Now his daughter wants smartphone control. But that’s as easy as hacking a Bluetooth headset.
17 thoughts on “Water Heater Controller Automates Garage Doors”
That’s certainly one way of doing a firmware upgrade…..
“We’ll give you a quick rundown, but the entire storie is told in his blog post.”
Erhmm… oops? Fixed!
Holy carp! Auzzie prices are out of control. A garage door opener and remote is $399 US here. the remotes are the cheap part.
Labor maybe? I should move to Australia and install garage doors…
I also thought Simon lost an opportunity to shop around for a better price. I’ve had the entire lead screw garage door opener system with remotes, safety beam and code keypad installed (materials+labor) for $400 a couple of years ago. I am not at all against a good hack but sometimes a factory-made unit can give you quite a few more functions (for example, that safety beam is nice, especially if you have kids) and then can be further hacked itself, for example by adding that Bluetooth control…
Yeah that’s ridiculous! I mean, cool hack, but I bought my garage door opener, with the automated light, with two remotes, with a wall mounted opener (that reads the temp too and can program the door to auto shut after a certain time), a wireless keypad entry for outside the door AND smartphone access for $220. What’s the deal Australia?
I like the “story” style of writeup used, describing the decisions and mistakes encountered along the way. Useful even if you have no interest in garage doors.

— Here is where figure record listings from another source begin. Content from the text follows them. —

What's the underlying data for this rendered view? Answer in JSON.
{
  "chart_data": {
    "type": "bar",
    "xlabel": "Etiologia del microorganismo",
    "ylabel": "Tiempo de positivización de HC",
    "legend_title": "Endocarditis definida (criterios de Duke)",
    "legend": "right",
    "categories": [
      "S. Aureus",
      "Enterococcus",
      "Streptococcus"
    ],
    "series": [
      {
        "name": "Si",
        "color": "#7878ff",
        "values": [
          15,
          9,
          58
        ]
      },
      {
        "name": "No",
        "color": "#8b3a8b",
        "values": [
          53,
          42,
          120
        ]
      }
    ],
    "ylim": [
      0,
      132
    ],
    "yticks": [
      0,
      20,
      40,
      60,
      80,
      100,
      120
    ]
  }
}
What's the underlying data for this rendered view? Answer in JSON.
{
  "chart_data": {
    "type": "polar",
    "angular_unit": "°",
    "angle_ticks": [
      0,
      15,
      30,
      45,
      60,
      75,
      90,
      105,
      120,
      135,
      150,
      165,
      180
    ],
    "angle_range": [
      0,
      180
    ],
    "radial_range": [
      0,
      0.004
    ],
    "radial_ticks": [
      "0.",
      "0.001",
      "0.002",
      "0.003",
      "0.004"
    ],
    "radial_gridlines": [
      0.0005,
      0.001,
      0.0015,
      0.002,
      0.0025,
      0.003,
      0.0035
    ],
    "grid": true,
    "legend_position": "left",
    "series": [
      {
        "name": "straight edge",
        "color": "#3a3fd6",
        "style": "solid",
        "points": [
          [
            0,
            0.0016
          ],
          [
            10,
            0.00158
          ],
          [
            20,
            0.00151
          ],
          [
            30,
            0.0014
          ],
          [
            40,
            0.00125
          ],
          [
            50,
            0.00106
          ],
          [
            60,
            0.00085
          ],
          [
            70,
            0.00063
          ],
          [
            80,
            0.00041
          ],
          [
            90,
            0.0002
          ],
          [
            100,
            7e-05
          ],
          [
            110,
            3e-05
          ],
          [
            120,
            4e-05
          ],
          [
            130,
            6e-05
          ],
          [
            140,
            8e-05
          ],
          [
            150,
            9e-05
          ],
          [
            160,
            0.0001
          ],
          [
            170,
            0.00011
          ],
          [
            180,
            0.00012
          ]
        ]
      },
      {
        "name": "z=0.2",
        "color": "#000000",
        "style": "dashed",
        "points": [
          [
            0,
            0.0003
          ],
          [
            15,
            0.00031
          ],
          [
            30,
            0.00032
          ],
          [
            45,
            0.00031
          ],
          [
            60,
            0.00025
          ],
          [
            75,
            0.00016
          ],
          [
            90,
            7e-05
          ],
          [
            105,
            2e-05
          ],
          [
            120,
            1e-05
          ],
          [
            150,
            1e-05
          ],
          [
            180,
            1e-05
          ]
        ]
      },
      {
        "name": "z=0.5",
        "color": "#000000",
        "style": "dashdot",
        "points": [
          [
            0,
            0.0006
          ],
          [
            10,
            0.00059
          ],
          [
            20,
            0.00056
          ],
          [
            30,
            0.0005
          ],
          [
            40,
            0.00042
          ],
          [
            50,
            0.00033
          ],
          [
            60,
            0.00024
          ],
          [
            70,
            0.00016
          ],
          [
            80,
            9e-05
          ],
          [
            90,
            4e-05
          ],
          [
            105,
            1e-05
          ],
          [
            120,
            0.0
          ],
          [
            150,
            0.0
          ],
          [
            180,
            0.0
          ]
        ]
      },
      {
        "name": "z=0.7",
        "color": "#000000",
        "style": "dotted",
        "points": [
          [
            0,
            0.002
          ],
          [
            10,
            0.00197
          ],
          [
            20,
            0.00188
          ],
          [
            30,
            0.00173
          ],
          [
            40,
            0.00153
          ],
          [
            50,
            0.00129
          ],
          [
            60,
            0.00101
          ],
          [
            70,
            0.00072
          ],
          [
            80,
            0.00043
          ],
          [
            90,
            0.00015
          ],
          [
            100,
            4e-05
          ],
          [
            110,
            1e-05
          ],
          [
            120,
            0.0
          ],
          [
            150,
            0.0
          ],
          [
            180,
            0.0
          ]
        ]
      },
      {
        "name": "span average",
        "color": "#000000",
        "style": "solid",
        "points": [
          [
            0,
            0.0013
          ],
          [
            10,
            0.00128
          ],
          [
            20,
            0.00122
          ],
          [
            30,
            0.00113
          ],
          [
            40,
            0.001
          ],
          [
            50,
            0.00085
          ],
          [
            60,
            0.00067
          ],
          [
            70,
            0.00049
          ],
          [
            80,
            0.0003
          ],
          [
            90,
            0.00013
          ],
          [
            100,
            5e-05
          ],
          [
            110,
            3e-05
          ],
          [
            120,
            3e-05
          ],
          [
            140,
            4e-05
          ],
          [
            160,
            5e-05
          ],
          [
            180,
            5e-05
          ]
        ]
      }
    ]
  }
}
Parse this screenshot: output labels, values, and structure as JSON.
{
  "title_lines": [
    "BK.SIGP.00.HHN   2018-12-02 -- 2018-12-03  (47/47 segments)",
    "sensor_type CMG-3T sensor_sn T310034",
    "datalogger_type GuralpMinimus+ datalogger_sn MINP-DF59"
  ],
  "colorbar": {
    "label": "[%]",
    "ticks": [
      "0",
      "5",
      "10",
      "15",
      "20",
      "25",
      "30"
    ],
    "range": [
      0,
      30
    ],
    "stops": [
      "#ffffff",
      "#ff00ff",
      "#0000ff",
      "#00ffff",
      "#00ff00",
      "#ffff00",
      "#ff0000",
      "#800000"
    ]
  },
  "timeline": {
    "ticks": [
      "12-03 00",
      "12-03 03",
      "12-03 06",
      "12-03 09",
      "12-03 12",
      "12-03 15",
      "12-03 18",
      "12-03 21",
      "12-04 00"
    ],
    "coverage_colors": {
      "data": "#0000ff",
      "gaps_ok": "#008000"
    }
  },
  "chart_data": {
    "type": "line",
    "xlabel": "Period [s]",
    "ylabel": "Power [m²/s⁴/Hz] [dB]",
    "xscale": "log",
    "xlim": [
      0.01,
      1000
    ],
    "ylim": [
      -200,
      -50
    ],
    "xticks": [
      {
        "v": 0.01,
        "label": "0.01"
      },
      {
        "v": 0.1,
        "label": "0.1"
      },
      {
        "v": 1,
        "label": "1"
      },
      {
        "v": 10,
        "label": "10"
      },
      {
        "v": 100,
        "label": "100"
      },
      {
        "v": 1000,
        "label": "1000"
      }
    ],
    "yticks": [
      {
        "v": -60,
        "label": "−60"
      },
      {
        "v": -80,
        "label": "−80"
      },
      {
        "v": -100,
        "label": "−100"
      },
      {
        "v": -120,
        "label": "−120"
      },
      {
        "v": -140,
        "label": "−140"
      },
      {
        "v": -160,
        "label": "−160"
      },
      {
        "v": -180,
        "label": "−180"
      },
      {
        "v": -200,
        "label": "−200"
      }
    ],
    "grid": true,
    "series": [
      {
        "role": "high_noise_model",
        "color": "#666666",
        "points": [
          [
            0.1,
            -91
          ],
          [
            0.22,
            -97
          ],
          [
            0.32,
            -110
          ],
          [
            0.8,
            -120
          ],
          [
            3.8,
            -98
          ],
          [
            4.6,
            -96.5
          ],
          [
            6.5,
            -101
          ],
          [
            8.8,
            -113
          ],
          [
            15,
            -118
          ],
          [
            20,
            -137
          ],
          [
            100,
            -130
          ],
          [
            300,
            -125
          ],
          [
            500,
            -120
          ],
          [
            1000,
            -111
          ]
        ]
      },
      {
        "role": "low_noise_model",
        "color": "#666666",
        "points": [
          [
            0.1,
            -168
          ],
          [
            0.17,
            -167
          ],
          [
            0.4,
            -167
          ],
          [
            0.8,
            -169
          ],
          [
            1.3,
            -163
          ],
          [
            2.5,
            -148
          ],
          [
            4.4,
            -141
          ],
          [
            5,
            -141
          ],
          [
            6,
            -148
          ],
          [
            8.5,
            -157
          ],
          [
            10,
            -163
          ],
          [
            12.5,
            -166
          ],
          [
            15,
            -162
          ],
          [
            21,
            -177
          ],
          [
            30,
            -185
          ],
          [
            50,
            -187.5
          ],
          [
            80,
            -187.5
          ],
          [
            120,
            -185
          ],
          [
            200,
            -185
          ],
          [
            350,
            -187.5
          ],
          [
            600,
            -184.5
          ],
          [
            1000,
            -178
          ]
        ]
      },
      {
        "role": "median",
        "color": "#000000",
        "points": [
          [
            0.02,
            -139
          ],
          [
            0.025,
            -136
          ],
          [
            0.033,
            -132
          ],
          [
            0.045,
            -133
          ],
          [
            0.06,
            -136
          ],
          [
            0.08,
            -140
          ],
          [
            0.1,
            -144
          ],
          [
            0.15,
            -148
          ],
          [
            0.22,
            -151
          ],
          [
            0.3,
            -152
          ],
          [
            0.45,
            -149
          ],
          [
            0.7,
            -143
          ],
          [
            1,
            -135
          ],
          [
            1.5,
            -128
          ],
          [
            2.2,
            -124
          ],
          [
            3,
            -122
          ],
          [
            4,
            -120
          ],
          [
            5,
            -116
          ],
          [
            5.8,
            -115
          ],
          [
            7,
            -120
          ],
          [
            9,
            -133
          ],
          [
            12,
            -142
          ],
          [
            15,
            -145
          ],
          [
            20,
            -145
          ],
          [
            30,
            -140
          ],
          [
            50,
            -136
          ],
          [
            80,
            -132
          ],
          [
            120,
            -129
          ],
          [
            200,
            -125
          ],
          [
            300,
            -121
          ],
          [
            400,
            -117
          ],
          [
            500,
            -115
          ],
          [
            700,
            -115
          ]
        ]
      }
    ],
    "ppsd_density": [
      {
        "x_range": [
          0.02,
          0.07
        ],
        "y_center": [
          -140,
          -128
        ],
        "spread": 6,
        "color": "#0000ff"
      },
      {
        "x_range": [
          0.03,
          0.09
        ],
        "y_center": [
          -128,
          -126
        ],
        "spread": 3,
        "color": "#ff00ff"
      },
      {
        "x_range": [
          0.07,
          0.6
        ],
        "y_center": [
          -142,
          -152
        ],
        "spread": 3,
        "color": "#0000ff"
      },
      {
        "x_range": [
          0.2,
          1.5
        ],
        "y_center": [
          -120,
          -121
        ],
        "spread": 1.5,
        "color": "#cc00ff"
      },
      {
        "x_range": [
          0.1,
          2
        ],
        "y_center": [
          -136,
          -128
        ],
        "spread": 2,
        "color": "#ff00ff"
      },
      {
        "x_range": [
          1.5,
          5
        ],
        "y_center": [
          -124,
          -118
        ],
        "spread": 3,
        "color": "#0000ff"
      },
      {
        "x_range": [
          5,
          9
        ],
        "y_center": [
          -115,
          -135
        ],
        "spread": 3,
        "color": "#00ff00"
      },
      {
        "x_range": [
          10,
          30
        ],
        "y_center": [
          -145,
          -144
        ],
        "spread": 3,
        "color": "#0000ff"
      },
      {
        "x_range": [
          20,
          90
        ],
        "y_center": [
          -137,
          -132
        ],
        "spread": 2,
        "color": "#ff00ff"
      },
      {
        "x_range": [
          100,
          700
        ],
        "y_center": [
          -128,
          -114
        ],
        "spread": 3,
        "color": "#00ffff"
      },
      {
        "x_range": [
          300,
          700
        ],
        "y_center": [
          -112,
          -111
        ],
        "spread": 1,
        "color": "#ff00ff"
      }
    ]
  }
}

I did learn something from it. Never knew that enclosure pass-through was called a “cable gland”. Heh.
I think ‘grommet’ is more typical, at least in the U.S.? But “cable gland” is a bit more intuitive, isn’t it?
Did some looking and found you’re right, “gland” is more typically used outside the US. But that term just seems odd to me. Glands usually secrete something. (Then again, there’s “pipe nipples”, so…)
Cable glands are usually waterproof and provide strain relief. Grommets usually just protect against abrasion from the bulkhead.
ROFL! I *will* be using that.
Good hack, but honesty thought for a moment, this would be a modern version of a method Heron of Alexandria documented to use steam to open Temple doors back in the 1st Century AD Used rope, a bucket of water, a counterweight, and a boiler. To open the door a fire was started in the boiler- modern equivilent would be an electric boiler. The steam produced would then pushthe water out of the bucket and the counterweight would pull the door open. To shut the door, turn the boiler heat souce and the water will be sucked back into the bucket, and pull the door shut.
I honestly clicked on this wondering only why you would need to open your garage doors when your water heater was running. Steam release? Over heating? :p
The hack would be used more for Australians as the price for the remote is ridiculously high.
I agree with Aaron, I personally have never seen a garage control go for that high before! I mean two garage control sets can cost anywhere from 100- 300 depending on the brand. Great hack, but not reasonable for US residents.